12 Practice Problems

Problem 1: Consistency check.

Misalkan model true adalah \(y_i = \alpha + \beta x_i + \gamma z_i + \varepsilon_i\) tapi kita run \(y_i = \alpha + \beta x_i + \eta_i\) (omit \(z_i\)).

  • Apa plim dari \(\hat{\beta}_{OLS}\) dari misspecified model?
  • Kapan \(\hat{\beta}\) masih consistent untuk \(\beta\)?

Jawaban: \(\text{plim}(\hat{\beta}) = \beta + \gamma \cdot \frac{\text{Cov}(x_i, z_i)}{\text{Var}(x_i)}\)

Consistent hanya jika \(\gamma = 0\) (omitted variable tidak affect \(y\)) atau \(\text{Cov}(x_i, z_i) = 0\) (omitted variable uncorrelated with included variable).

Problem 2: Sandwich estimator derivation.

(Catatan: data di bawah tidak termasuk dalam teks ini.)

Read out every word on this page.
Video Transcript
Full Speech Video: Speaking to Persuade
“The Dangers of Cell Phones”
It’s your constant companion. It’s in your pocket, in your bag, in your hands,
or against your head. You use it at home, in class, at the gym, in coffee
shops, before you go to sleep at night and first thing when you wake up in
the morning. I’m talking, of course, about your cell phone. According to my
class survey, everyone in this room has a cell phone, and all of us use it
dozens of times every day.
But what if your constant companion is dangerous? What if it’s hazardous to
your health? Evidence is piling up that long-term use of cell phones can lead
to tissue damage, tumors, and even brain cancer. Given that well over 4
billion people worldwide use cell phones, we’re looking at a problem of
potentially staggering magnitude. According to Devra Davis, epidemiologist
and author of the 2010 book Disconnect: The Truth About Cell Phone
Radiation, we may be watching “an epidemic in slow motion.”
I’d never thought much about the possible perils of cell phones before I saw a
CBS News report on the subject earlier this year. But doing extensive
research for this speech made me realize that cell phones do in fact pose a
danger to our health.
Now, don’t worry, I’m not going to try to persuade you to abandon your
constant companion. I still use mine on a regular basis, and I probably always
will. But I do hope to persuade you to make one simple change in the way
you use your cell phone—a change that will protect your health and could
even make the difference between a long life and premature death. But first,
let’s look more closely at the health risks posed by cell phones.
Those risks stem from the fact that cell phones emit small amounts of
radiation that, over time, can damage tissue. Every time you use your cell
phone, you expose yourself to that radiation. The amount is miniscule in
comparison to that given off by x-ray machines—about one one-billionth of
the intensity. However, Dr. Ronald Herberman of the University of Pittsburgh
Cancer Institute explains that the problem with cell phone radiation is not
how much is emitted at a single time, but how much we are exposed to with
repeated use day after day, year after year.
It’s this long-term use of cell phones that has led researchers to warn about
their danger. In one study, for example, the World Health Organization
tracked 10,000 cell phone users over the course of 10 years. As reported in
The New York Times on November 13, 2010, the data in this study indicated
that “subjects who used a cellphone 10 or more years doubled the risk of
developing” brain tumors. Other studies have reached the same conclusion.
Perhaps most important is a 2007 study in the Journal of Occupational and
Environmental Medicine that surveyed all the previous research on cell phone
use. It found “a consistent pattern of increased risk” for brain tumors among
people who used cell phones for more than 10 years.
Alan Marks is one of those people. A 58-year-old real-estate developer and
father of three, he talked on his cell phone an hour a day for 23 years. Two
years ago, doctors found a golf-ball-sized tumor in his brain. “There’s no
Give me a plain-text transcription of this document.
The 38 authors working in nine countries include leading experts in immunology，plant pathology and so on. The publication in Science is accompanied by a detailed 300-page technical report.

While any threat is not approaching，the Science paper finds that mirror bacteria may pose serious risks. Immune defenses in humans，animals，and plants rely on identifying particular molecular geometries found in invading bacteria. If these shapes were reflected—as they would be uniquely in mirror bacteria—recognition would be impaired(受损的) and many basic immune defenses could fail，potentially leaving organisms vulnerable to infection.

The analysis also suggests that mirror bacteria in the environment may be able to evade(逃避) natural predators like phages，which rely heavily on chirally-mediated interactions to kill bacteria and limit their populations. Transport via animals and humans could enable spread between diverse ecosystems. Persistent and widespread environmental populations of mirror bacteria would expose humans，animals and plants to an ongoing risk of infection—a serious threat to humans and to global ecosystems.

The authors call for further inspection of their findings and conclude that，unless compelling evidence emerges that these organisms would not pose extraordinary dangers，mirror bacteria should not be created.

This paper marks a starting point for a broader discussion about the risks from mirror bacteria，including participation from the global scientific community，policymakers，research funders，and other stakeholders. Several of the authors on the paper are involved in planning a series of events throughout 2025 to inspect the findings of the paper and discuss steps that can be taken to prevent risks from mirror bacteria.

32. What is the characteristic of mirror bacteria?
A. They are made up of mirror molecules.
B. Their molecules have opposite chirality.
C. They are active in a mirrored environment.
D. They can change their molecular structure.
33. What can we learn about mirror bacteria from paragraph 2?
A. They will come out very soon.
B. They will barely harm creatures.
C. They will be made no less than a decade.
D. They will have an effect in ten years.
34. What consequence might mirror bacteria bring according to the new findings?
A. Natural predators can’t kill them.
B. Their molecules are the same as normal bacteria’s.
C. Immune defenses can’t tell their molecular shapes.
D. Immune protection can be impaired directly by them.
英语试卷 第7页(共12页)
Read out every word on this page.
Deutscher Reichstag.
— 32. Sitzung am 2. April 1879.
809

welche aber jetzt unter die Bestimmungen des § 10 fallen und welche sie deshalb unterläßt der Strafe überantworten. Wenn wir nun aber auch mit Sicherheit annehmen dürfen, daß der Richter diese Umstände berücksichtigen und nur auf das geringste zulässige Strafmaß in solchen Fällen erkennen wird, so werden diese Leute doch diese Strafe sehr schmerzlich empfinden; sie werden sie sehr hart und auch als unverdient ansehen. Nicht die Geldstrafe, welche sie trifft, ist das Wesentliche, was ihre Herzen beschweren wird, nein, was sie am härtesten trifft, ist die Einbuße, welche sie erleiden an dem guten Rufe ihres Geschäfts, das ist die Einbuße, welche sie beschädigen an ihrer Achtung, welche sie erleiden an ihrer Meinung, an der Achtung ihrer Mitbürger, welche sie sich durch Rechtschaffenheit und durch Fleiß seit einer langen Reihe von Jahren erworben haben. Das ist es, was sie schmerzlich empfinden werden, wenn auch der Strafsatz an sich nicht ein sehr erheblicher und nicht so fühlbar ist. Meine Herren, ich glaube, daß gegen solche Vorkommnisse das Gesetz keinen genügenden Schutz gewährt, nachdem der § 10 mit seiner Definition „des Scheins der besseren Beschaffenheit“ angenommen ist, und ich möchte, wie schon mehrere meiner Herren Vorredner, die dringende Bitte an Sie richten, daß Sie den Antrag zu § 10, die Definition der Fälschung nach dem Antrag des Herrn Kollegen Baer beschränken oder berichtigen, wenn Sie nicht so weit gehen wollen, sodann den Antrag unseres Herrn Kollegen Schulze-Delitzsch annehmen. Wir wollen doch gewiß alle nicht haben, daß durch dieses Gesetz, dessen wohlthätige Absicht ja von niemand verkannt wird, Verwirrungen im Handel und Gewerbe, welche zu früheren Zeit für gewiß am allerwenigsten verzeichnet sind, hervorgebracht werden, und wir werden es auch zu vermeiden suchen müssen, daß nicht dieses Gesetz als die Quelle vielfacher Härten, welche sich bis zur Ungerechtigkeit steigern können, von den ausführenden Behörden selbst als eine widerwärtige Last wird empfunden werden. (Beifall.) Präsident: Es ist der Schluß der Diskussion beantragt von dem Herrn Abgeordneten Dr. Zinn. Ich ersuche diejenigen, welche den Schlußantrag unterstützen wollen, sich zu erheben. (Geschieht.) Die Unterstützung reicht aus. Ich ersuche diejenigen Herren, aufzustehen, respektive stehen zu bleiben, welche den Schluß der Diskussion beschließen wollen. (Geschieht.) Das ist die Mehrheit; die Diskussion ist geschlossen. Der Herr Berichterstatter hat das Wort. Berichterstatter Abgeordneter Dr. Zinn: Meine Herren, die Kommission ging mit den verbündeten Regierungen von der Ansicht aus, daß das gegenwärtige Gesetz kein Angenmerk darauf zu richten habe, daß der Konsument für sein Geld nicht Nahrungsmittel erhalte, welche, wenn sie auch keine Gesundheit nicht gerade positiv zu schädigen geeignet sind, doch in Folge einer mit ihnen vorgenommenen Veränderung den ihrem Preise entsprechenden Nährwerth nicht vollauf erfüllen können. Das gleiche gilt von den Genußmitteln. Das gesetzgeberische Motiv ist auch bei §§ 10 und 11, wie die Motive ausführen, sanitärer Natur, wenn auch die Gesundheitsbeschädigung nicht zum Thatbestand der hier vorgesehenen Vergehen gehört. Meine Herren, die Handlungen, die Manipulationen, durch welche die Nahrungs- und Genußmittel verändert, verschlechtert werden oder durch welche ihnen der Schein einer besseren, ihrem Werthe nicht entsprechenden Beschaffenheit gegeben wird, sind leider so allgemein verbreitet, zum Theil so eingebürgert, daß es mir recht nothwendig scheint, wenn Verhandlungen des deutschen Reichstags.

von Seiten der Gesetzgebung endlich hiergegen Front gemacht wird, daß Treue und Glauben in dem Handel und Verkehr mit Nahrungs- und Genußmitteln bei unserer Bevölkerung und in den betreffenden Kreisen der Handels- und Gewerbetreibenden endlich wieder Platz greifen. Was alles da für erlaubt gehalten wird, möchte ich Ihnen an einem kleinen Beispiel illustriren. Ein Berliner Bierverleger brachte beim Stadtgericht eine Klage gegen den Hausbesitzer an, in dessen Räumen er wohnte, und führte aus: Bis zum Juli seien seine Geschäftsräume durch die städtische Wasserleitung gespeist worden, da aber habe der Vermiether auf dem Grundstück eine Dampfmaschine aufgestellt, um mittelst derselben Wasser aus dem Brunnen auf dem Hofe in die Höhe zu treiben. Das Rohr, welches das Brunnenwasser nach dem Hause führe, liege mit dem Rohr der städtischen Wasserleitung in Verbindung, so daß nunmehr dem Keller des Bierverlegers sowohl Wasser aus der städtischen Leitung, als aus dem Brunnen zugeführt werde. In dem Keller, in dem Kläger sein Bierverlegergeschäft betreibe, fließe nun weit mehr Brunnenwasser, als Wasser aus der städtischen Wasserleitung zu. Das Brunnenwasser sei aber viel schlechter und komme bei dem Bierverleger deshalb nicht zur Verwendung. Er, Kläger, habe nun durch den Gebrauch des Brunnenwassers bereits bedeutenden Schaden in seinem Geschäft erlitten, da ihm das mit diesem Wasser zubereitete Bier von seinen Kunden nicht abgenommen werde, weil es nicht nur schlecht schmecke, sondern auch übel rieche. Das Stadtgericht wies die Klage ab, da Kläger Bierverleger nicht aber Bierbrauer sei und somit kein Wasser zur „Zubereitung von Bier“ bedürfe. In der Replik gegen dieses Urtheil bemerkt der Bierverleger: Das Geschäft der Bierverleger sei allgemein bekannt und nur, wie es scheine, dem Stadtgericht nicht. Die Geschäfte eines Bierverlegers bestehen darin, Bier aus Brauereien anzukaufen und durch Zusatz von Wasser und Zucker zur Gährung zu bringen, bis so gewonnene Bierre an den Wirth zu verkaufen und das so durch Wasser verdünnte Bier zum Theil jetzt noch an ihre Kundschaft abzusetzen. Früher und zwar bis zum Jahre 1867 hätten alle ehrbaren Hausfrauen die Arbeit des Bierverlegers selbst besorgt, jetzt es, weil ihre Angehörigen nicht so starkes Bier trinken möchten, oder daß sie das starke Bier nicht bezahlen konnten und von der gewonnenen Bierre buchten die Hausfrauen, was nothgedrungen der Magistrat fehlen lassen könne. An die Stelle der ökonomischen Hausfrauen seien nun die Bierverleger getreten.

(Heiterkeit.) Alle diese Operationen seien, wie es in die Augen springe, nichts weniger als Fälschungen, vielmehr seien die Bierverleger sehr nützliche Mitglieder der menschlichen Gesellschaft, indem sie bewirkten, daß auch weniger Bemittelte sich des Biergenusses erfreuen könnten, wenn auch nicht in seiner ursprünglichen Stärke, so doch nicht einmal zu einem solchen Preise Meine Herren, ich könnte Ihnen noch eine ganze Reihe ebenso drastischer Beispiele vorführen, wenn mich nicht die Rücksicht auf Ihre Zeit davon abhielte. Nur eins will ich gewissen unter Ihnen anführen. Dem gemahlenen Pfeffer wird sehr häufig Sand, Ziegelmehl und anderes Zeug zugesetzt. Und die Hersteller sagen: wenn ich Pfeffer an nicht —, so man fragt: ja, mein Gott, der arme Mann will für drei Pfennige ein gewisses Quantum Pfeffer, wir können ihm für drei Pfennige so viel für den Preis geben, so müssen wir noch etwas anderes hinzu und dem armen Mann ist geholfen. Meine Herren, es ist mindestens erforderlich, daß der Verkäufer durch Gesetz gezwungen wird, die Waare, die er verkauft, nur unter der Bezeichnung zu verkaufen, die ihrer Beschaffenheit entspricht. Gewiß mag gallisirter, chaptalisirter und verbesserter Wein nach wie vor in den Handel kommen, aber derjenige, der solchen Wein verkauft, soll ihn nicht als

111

Show that under homoskedasticity (\(\text{Var}(\varepsilon_i) = \sigma^2\)), sandwich estimator simplifies to standard OLS variance.

Hint: \(\sum_i \hat{\varepsilon}_i^2 x_i x_i^T \approx \sigma^2 X^TX\) for large \(n\).

Problem 3: Asymptotic distribution with misspecification.

OLS with heteroskedasticity: \(y_i = \beta_0 + \beta_1 x_i + \varepsilon_i\) dimana \(E[\varepsilon_i^2 | x_i] = \sigma_i^2 = x_i^2\).

  • Tulis down asymptotic variance of \(\hat{\beta}_1\) (sandwich form)
  • Apa yang salah jika kita gunakan standard OLS SE?
  • Numerically verify via simulation

Problem 4: HAC bandwidth selection.

Untuk AR(1) process \(\varepsilon_t = \phi\varepsilon_{t-1} + u_t\) dengan \(\phi = 0.8\), compute optimal HAC bandwidth using Andrews’ (1991) automatic selection formula. Compare Newey-West SEs with bandwidth \(L=1,5,10\).